Reviews

Compulsion

Mandy Patinkin gives an engrossing performance in Rinne Groff’s problematic play about a writer obsessed with the life of Anne Frank.

Mandy Patinkin in Compulsion
(© Joan Marcus)
Mandy Patinkin in Compulsion
(© Joan Marcus)

Rinne Groff’s Compulsion, now premiering at Yale Rep under Oskar Eustis’ direction, is a problem play, and also a problematic one. Not only does it jar to see Anne Frank resurrected as a Bunraku-scale puppet, it’s even more jarring to hear words put in her mouth, especially when they’re intoned with the gee-whiz, all-American optimism of a starry-eyed bobby-soxer. Surely Frank’s undying appeal — beyond her tragic martyrdom — is the fact that she was no one’s puppet. As the machinery of war closed in and her life became almost unimaginably circumscribed, she continued to speak her mind.

This is the very quality that attracts and ultimately maddens the writer Sid Silver (played with engrossing credibility by Mandy Patinkin), a thinly fictionalized stand-in for the real-life author Meyer Levin, who allowed his career to be derailed by an obsessive quest to dramatize Anne’s diary.
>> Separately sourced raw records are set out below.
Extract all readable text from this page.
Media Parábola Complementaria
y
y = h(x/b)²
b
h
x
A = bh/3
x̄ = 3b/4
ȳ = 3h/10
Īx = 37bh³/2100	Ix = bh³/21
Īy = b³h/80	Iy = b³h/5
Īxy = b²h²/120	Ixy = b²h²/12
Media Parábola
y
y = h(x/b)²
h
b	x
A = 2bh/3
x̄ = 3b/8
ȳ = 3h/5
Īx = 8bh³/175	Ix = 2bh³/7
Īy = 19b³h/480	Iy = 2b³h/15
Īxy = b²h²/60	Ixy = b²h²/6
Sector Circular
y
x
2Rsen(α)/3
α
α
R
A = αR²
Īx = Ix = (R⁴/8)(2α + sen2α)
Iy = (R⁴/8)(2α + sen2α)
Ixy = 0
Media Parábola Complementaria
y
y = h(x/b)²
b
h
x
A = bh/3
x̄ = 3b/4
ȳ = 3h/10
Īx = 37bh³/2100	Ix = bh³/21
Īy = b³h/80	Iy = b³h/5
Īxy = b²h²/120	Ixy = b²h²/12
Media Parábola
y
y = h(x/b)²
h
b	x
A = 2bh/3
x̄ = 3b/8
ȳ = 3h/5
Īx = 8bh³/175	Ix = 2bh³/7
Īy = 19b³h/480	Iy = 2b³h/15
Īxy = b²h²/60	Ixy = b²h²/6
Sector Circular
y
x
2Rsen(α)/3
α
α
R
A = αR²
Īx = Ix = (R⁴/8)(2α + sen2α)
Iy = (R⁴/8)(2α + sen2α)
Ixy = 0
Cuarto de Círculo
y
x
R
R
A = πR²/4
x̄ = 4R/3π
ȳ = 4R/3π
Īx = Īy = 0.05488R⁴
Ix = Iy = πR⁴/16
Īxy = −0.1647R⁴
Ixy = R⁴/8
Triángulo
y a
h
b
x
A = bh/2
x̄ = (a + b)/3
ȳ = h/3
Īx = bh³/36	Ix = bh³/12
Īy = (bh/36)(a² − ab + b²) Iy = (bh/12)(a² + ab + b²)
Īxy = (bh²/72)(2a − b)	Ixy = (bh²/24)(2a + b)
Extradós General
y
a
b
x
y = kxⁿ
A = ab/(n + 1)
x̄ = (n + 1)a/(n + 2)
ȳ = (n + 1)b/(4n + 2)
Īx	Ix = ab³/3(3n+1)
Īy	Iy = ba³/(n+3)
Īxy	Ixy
We’ve all known people like Silver, whose surface geniality can flip to a default-mode aggrievedness within the space of a sentence. When dealing with a series of suits at Doubleday (well played by Stephen Barker Turner) and an ambitious junior editor (Hannah Cabell), Patinkin’s Silver is all expansively gesturing hands — a welcome visual diversion in this generally static staging of serial conversations — and his voice tends to go high-pitched and sardonic just before it erupts in rage. As a character study, Compulsion is compelling, and had the play focused more on this deeply conflicted man, the play would be stronger.

But there’s so much extraneous stage business, especially those puppets. Delicate and charming as they may be (Basil Twist consulted on Matt Acheson’s design), they’re not a good match for the documentary tenor of the play and they bring little to the drama that couldn’t have been accomplished by other, less intrusive means. Simple voiceovers, for instance, would have left more to the imagination, while leaving intact our shared images of the real Anne. There’s one instance in Act 2 where the puppet’s physical presence is put to nicely spooky effect, but too quickly — as often happens in this play — the scene devolves into bathos.

How to appropriate Frank’s story without seeming exploitative is a conundrum that Silver wrestles with early on. Groff may have struggled with the same issue, but she repeatedly loses the battle. She extrapolates dialogue for Anne that is downright tasteless — depicting her yearning for the spotlight or posthumously flirting. In the end, one wishes that Groff had let the lovely, brave young woman have her own say. She earned it.